Gallopaway Music – Who we are
Frances and I registered The GallopAway Music Company with the US Patent and Trademark Office in 2004. But that “stake in the ground” came 25 years after we began playing music together at work and “on the street,” or entertaining inmates at the Santa Cruz County jail and Soledad State Prison. Or entertaining friends and friends of friends in Mendocino County. Jan Luby was the other member of the intermittent “Hat Band,” with her wonderful singing and guitar playing, interesting original folk songs, naturally engaging presence (on-mic or off), and her effective gig-getting skills.
Frances and I got married in Mendocino, California, and began a decade of adventures as a couple, more or less on-the-road. We wrote reams of journal entries, song lyrics, musical ideas, and finished pieces. When something was ready (and sometimes not), we recorded and scored our songs and instrumentals, filling boxes and hard drives. At last count we have 35 filing cabinet drawers of finished and unfinished material (if we include robot parts and original software code), enough to keep us busy for a couple more lifetimes of mining for nuggets that could spring to life, given the right treatment of the right stuff.
Meanwhile Frances worked for eight years in locked psych hospitals and wrote books about some of the fascinating people she met, including their writings and artwork when permission was granted. A few of their stories were rendered as drama, and some of the plays were produced on small stages in New York and California.

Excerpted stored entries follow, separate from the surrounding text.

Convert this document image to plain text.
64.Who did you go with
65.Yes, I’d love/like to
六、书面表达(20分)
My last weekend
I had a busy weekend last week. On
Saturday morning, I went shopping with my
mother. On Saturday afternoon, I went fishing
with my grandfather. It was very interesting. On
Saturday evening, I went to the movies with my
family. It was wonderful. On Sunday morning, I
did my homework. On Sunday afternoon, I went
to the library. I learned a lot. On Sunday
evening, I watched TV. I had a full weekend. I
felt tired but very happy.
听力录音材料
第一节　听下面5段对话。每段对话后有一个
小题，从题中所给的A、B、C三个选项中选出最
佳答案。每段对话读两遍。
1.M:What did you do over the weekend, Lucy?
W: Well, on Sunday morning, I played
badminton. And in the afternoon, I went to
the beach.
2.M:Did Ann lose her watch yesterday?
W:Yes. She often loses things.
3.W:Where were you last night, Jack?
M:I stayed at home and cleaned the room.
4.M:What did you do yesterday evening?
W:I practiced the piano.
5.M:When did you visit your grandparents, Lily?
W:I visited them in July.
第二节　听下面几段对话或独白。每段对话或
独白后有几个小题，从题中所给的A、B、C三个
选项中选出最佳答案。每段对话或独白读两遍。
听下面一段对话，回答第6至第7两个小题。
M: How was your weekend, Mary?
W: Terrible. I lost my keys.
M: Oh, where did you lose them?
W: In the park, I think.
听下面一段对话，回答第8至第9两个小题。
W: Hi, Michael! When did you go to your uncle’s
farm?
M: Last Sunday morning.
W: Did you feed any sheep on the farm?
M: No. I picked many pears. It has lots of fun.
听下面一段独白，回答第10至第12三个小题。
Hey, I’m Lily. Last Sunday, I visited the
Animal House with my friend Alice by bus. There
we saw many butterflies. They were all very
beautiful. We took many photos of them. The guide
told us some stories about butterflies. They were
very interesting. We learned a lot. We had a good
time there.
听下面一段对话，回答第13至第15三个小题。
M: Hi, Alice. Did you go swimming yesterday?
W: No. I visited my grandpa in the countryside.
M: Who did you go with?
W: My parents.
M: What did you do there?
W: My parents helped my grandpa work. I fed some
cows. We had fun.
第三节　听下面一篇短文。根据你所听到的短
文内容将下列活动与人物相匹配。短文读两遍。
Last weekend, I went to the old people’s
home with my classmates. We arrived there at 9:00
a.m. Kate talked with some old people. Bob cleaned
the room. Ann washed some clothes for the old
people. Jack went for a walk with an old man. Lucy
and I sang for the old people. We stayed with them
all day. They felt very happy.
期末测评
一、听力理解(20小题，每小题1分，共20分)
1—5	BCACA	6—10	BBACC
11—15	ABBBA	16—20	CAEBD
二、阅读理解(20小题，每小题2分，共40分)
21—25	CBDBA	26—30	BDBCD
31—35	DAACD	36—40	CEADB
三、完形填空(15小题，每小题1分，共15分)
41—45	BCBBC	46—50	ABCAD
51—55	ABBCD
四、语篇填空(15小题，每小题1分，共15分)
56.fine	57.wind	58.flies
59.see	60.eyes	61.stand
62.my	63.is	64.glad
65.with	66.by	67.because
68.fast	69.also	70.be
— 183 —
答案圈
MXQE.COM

Yes, we bumped into interesting people, some with famous names. But there came a time when we needed a level of stability that only putting down roots could provide. We returned to the region where we started, in or near Santa Cruz, California. I fit easily into a day job of technology (my other passion since childhood), and Frances finished her degree in Literature/Creative Writing at University of California – Santa Cruz. As we write this, with GallopAway Music in its sixteenth year, we marvel at the journey and the artifacts that attest to what a mutually supportive relationship and persistence can achieve.
Musically, our songs with words often tend toward little “radio plays.” And they are very rarely finished on the day of their birth. “Sadie,” on our CD, Good Morning San Juan, contains the third completely different lyrical treatment to the same music. It was about a flower, then a spider, then a maybe-romance. Brand new songs can creep into our lives through our musical directorship, as was “Moon Song” for a college production of Frederico Garcia Lorca’s Blood Wedding. Or they can arrive unbidden, as was “Good Morning San Juan,” in response to the neighborhood rooster outside our window that used to wake us up crowing in A-flat (the last sound heard on the recording).
FRANCES plays violin and piano, reads music and improvises. She sings and cooks giant batches of granola, seasoned refried beans and mysterious soups. She also wrote the 300-year history of our town into the narrative of Daniel “Zoot Suit” Valdez’s oratorio Cancion de San Juan, which was produced and performed in 2012 to enthusiastic acclaim at the El Teatro Campesino theater in San Juan Bautista.
TIM plays cello, guitar, guitarron, piano, and recorders, plus a bit of drums and harmonica. He composes instrumentals and writes songs, especially with Frances, scoring our pieces and others’ to support performing, collaborating and sharing. He sings on stage and off, especially during the commute to and from his day job as technical support and engineering sales for demanding industrial temperature control systems, mainly in Silicon Valley.
The musical story of our past two decades would be woefully incomplete without highlighting Luis Valdez’s famous theater company, El Teatro Campesino, the reason for our moving to the little town in which it is headquartered: San Juan Bautista. We became the string section of the house band and have been very fortunate to participate in thrilling and important work there. We enjoy the brilliant acting, directing and writing, often pertaining to the cross-cultural challenges and rewards of examining stereotypes and laying preconceptions bare, enabling improvement in public understanding and policy.
~ Tim and Frances Tompkins
P.S. OK, but where did “GallopAway” come from?
My favorite gramma was Emma Gallaway.
Joseph Weatherbottom, the title character in one of my plays, had no way of knowing this in real life. But he was Irish and began calling me, his supervisor at the sheltered workshop, Mrs. GallopAway because I am fast, Fast Frances: when it is time to go, I’m gone. We needed a fast name for our new music company and GallopAway won.